Open dehorsley opened 4 years ago

dehorsley commented 4 years ago

Most of the uses of FS libraries use implicit function declarations, which might be hiding some sleeping bugs --- especially with 64 bit conversion.

A better approach would be to make header files with the function declarations/prototypes and include them when needed. A tool like cproto could help generate the header files from what we currently have. This will also clean up some of those pesky compiler warnings!

We would need to decide how we should structure/arrange the headers. Some options:

wehimwich commented 4 years ago

You speak so eloquently in favor of it.

Monolithic by library seems like a way to get things started and get the main benefits relatively quickly, but maybe you have an idea for the logical groups. What kind of a time-scale are you thinking about?

wehimwich commented 3 years ago

Another suggestion for how to do this is to incrementally add prototype to sections of code as they are worked on for other reasons. This has some advantage since it would allow testing as you go, but would less be complete initially.

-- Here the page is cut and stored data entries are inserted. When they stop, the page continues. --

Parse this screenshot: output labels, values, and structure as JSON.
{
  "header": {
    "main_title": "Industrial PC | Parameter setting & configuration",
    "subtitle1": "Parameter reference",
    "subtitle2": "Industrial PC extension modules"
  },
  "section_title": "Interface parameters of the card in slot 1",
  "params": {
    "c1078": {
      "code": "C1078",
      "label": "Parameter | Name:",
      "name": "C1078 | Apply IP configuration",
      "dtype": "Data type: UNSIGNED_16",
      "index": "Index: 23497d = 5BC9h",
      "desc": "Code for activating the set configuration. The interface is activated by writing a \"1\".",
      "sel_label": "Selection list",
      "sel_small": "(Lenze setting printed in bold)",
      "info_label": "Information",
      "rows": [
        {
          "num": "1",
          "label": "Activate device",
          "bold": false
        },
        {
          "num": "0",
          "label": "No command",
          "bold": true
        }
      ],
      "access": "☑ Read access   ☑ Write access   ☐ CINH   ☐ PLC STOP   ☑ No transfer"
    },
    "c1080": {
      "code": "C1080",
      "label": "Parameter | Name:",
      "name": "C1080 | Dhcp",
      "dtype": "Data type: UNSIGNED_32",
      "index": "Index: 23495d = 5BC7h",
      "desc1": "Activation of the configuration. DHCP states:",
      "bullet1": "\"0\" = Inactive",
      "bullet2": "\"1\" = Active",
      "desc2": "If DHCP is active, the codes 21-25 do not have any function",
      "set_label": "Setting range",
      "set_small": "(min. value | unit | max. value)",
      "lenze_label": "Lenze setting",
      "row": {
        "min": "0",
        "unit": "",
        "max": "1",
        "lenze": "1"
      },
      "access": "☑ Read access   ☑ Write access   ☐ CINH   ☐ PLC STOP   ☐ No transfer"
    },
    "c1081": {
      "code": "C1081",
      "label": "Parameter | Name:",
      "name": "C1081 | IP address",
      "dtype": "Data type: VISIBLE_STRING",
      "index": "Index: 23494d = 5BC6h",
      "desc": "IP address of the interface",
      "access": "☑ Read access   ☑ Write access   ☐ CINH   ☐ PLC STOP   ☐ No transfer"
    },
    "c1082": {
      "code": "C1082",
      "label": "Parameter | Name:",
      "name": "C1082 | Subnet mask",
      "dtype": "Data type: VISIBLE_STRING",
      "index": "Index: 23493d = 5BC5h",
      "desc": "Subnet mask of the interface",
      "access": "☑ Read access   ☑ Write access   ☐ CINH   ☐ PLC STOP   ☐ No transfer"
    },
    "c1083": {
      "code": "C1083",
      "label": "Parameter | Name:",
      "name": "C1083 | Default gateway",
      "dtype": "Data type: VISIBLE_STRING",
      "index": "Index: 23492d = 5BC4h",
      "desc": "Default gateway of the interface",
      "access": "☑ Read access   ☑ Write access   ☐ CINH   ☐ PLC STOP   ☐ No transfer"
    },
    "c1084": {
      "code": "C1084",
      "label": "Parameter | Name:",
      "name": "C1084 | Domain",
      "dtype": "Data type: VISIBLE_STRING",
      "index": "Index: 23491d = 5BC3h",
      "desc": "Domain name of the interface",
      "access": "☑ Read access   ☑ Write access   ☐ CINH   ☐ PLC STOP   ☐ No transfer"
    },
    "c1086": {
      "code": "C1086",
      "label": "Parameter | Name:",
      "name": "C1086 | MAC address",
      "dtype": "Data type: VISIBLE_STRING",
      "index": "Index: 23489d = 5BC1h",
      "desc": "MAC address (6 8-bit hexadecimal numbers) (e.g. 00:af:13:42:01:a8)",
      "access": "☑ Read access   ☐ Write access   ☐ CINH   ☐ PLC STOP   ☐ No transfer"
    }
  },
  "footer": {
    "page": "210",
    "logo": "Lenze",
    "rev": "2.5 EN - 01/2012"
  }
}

I did run into a small issue while looking at incrementally adding prototypes. For functions that have float arguments, the prototyped functions seem to behave differently than the non-prototyped versions. Specially, the non-prototyped functions seem to convert a float arguments to double (really old C). Whereas with the prototype, the floatarguments seem to really be float. In any event, calls that don't have a prototype declared don't work with the functions defined with a float in a prototype (and probably vice-versa). One option to deal with this might be to change the float arguments to double. Although this is what the old code was actually doing, it seems at least unpleasant to change a function that is conceptually for a float into one that is for double.

Perhaps there might also be an issue with passing structures. In the bad old days, I think passing a structure was originally always by pointer. However, at some point (maybe I misremembering), it changed so that structure were passed as local copies unless the address was taken explicitly. If so, there might be a similar issue.